As noted in the IG’s report, early detection can reduce mortality of colorectal cancers by 70-80 percent. Colorectal cancer is the second leading cause of cancer deaths in the United States, according to the report.
The 23 deaths are only for patients with gastrointestinal cancers. Other patient deaths from Legionnaires' disease and inadequate mental health treatment have been disclosed at other veterans facilities, but are not discussed in the new report.
The April fact sheet from VA, obtained by the Washington Examiner from sources outside the agency, lists the six deaths at Columbia, as well as 20 other patients at the facility with gastrointestinal cancer in which institutional disclosures were made.
Other hospitals with multiple patient deaths are in Georgia, Virginia and Florida. Two veterans' medical centers in Florida reported two deaths each and a third, in Miami, had a single patient death from gastrointestinal cancer.
“These heartbreaking findings are just the first step VA must take in rebuilding the trust of the veterans and family members affected by these tragic delays in care,” said Rep. Jeff Miller, R-Fla., chairman of the House Committee on Veterans Affairs.
“In addition to swiftly putting in place reforms to ensure this never happens again, it is incumbent upon VA to reveal precisely when these deaths and injuries occurred and whether any VA employees who may have allowed veterans to fall through the cracks have been held accountable. Unfortunately, we haven’t seen any evidence so far indicating that preventable deaths at VA facilities result in serious discipline for the employees responsible.”
Miller said top administrators at veterans' hospitals where preventable patient deaths have occurred are more likely to get merit bonuses or positive performance reviews than they are to be punished.

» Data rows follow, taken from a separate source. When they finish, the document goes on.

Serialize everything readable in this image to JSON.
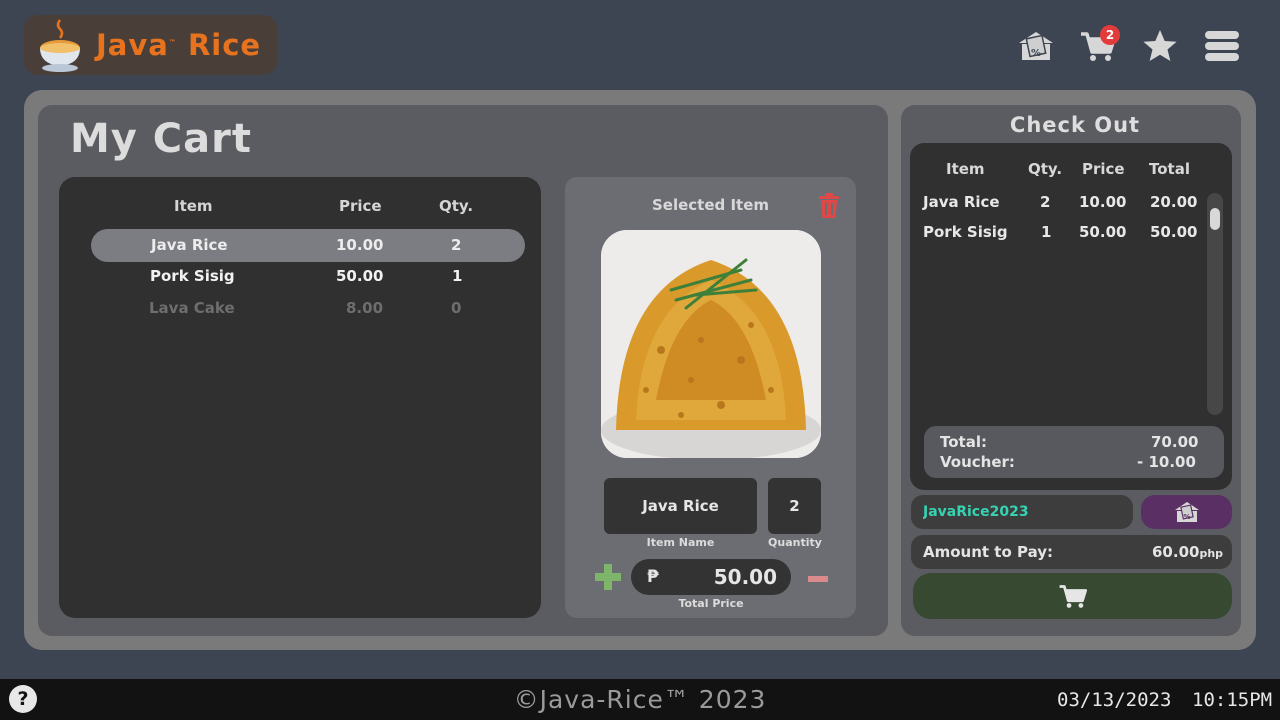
{
  "app": {
    "logo_text_a": "Java",
    "logo_tm": "™",
    "logo_text_b": "Rice"
  },
  "header": {
    "icons": [
      "voucher-icon",
      "cart-icon",
      "star-icon",
      "menu-icon"
    ],
    "cart_count": "2"
  },
  "cart": {
    "title": "My Cart",
    "columns": {
      "item": "Item",
      "price": "Price",
      "qty": "Qty."
    },
    "rows": [
      {
        "item": "Java Rice",
        "price": "10.00",
        "qty": "2",
        "state": "selected"
      },
      {
        "item": "Pork Sisig",
        "price": "50.00",
        "qty": "1",
        "state": "normal"
      },
      {
        "item": "Lava Cake",
        "price": "8.00",
        "qty": "0",
        "state": "disabled"
      }
    ]
  },
  "selected": {
    "title": "Selected Item",
    "item_name": "Java Rice",
    "quantity": "2",
    "item_name_caption": "Item Name",
    "quantity_caption": "Quantity",
    "currency_symbol": "₱",
    "total_price": "50.00",
    "total_price_caption": "Total Price"
  },
  "checkout": {
    "title": "Check Out",
    "columns": {
      "item": "Item",
      "qty": "Qty.",
      "price": "Price",
      "total": "Total"
    },
    "rows": [
      {
        "item": "Java Rice",
        "qty": "2",
        "price": "10.00",
        "total": "20.00"
      },
      {
        "item": "Pork Sisig",
        "qty": "1",
        "price": "50.00",
        "total": "50.00"
      }
    ],
    "total_label": "Total:",
    "total_value": "70.00",
    "voucher_label": "Voucher:",
    "voucher_value": "- 10.00",
    "voucher_code": "JavaRice2023",
    "amount_label": "Amount to Pay:",
    "amount_value": "60.00",
    "amount_unit": "php"
  },
  "footer": {
    "help": "?",
    "copyright": "©Java-Rice™ 2023",
    "date": "03/13/2023",
    "time": "10:15PM"
  },
  "colors": {
    "background": "#3d4452",
    "panel": "#5b5c62",
    "accent_orange": "#e8731f",
    "voucher_code": "#36d3b3",
    "checkout_button": "#374a31",
    "voucher_button": "#5a2f63",
    "badge": "#e23b3b",
    "plus": "#7fb56a",
    "minus": "#d98a8a",
    "trash": "#e04848"
  }
}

Miller is sponsoring a bill that would make it easier for top administrators at the veterans' agency to be fired or disciplined for poor performance.
“Until department leaders take steps to ensure VA employees and executives are adequately punished rather than rewarded for mistakes, it is simply illogical to think the many problems plaguing VA will subside,” Miller said.
Miller’s committee will hold a hearing on preventable patient deaths Wednesday.
The VA review of patient deaths was triggered by disclosures of preventable patient deaths Columbia and in Augusta, Ga., according to a statement issued by the agency.
More than 250 million consult orders, which include orders for medical tests, going back to 1999 were reviewed internally.
“Any adverse incident for a Veteran within our care is one too many,” the VA statement says. “When an incident occurs in our system we aggressively identify, correct and work to prevent additional risks. We conduct a thorough review to understand what happened, prevent similar incidents in the future, and share lessons learned across the system."
The Examiner reported in February that VA purged thousands of orders for diagnostic medical tests in an effort to make it appear the agency's decade-long backlog of consult orders was being eliminated.